А ещё через шесть лет Баффо получил назначение отправиться губернатором на остров Корфу, и день его отплытия вместе с дочерью и всем имуществом из родной Венеции был ознаменован ещё одной встречей с колдуньей. Уже ступив на трап фрегата, Баффо заметил в толпе старуху. Низко кланяясь проходившему мимо неё синьору, она прошамкала тем же голосом, как и шесть лет тому назад: «Будет царицей!»

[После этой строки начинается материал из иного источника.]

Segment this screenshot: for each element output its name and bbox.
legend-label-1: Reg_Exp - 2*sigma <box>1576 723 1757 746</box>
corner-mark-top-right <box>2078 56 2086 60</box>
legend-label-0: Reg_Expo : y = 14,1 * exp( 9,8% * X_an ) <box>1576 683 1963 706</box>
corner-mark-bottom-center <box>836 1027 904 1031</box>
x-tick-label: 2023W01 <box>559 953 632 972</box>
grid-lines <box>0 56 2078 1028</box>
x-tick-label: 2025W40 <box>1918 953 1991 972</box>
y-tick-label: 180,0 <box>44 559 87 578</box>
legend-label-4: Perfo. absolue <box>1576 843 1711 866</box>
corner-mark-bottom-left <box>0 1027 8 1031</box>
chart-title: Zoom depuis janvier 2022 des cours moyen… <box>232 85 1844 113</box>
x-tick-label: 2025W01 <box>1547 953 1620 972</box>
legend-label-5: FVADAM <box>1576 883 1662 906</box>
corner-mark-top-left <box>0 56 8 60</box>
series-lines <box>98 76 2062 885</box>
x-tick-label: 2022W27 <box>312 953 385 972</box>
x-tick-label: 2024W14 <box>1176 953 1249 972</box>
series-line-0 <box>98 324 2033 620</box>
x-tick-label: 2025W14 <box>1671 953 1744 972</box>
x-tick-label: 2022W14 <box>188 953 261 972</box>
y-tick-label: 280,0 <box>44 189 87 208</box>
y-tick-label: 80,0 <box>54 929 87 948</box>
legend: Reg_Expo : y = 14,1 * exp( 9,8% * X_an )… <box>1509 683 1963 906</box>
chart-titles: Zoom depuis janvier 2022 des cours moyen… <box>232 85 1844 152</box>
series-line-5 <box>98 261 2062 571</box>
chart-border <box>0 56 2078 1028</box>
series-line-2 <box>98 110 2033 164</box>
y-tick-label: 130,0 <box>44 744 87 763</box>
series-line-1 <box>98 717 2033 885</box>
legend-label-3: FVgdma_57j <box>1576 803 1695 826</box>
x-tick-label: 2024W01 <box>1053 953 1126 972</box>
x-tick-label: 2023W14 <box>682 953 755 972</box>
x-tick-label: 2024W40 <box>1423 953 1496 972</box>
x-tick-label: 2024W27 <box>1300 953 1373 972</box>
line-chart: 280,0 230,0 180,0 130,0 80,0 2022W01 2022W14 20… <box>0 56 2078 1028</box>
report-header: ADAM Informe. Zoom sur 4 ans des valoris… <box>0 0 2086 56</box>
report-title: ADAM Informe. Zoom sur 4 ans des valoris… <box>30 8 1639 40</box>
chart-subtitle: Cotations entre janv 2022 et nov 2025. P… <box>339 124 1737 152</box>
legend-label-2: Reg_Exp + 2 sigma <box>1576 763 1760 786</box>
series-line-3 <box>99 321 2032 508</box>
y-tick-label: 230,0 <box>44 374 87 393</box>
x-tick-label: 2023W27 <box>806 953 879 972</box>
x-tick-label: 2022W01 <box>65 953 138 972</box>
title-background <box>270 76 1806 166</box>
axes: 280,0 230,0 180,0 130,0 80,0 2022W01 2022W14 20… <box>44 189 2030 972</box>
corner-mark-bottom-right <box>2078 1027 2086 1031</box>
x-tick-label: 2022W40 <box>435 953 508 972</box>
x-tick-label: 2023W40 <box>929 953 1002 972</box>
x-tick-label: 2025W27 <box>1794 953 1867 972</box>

Часу во втором пополудни губернатор с дочерью вышел из каюты на палубу подышать свежим воздухом и полюбоваться великолепной картиной взморья. Рядом со старым отцом дочь, опиравшаяся на его руку, казалась ещё прелестнее. Личико девушки дышало детской вёселостью, серебристым колокольчиком заливался её звонкий смех, и щебетала она, как весенняя птичка. Отец, глядя на неё, улыбался, но улыбался как-то растерянно… Какая-то тяжёлая дума не давала ему покоя.
…За час до рассвета несколько оружейных выстрелов сверкнули на галере, следовавшей за фрегатом. Затем послышались вопли корсаров, настигавших свою добычу.
Два часа длился кровопролитный бой, пока турки не одержали полную победу.